Um mês depois da invasão, nossa vida parecia estar cada vez mais longe da tão sonhada normalidade. Eu e o Bruno conseguimos voltar a morar na dona Gorete e, como a fábrica vivia sempre a procura de funcionários, conseguimos nossos empregos novamente.

O escândalo do hospital foi notícia em todos os jornais do país e as provas que a Helô conseguiu, apareceu em todos os noticiários. Pelo menos tiveram a decência de manter nossos nomes em sigilo.

Além da Sara, mais três crianças e a Vera morreram no incêndio e esse fator acabou tornando a notícia muito mais dramática e sensacionalista e todos quiseram ganhar com isso. Na semana seguinte já tinham esquecido da nossa existência e foi possível voltar a viver nossas vidinhas miseráveis. Quanto ao médico, não tivemos qualquer notícia sobre ele, o que não reduziu em nada a nossa apreensão. A ideia de que ele pudesse estar planejando alguma coisa não saía da nossa cabeça.

O Pacheco não era mais nosso encarregado, mas um cara ainda mais insuportável chamado Roberto tomou o seu lugar.
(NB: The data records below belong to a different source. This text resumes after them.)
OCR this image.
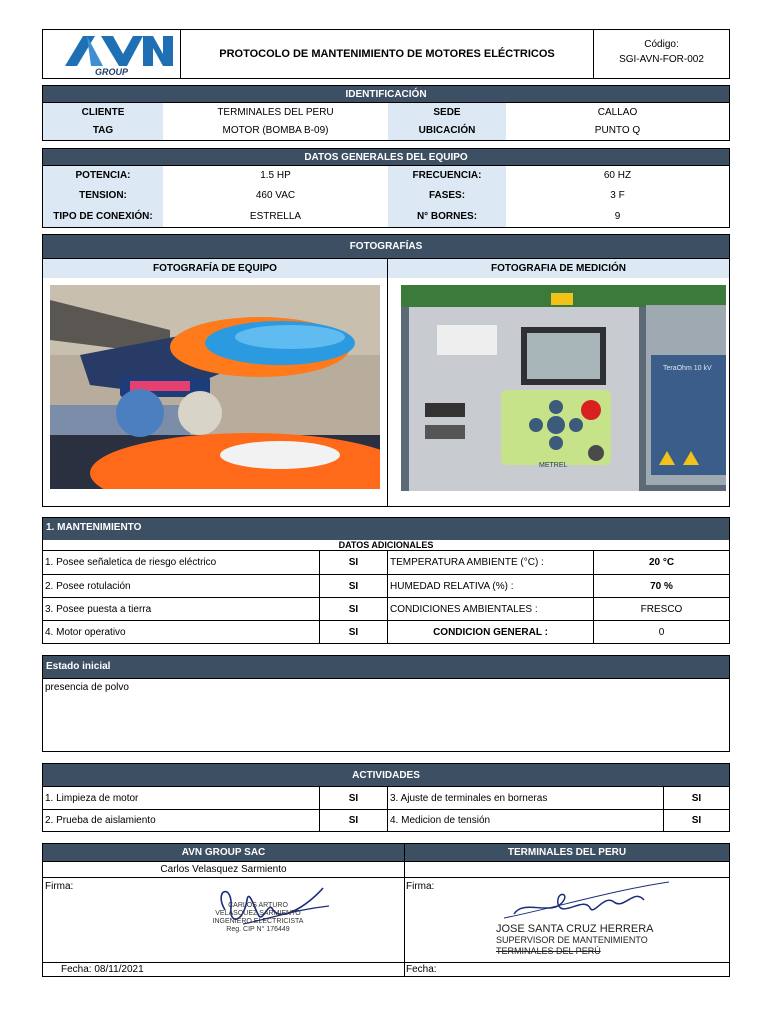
GROUP
PROTOCOLO DE MANTENIMIENTO DE MOTORES ELÉCTRICOS
Código:
SGI-AVN-FOR-002
IDENTIFICACIÓN
CLIENTE	TERMINALES DEL PERU	SEDE	CALLAO
TAG	MOTOR (BOMBA B-09)	UBICACIÓN	PUNTO Q
DATOS GENERALES DEL EQUIPO
POTENCIA:	1.5 HP	FRECUENCIA:	60 HZ
TENSION:	460 VAC	FASES:	3 F
TIPO DE CONEXIÓN:	ESTRELLA	N° BORNES:	9
FOTOGRAFÍAS
FOTOGRAFÍA DE EQUIPO	FOTOGRAFIA DE MEDICIÓN
METREL
TeraOhm 10 kV
1. MANTENIMIENTO
DATOS ADICIONALES
1. Posee señaletica de riesgo eléctrico	SI	TEMPERATURA AMBIENTE (°C) :	20 °C
2. Posee rotulación	SI	HUMEDAD RELATIVA (%) :	70 %
3. Posee puesta a tierra	SI	CONDICIONES AMBIENTALES :	FRESCO
4. Motor operativo	SI	CONDICION GENERAL :	0
Estado inicial
presencia de polvo
ACTIVIDADES
1. Limpieza de motor	SI	3. Ajuste de terminales en borneras	SI
2. Prueba de aislamiento	SI	4. Medicion de tensión	SI
AVN GROUP SAC	TERMINALES DEL PERU
Carlos Velasquez Sarmiento
Firma:
CARLOS ARTURO
VELASQUEZ SARMIENTO
INGENIERO ELECTRICISTA
Reg. CIP N° 176449
Firma:
JOSE SANTA CRUZ HERRERA
SUPERVISOR DE MANTENIMIENTO
TERMINALES DEL PERÚ
Fecha: 08/11/2021	Fecha:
Ele vivia pegando no nosso pé, mas já estávamos habituados com isso. Durante o almoço, o Zeca sempre dava um jeito de se juntar a nós, mesmo que o almoço dos funcionários da linha de produção fosse separado dos do escritório.

No final do expediente eu sempre voltava para casa com o Bruno, enquanto o Zeca ia para o curso. Depois de tomar banho, ele saía para encontrar a Helô na nova casa deles.

É claro que depois de tudo o que aconteceu, o governo não ia deixá-los morando naquela casa abandonada e tratou de arranjar um local adequado para eles. E com adequado, refiro-me a uma pensão muito parecida com a que morávamos.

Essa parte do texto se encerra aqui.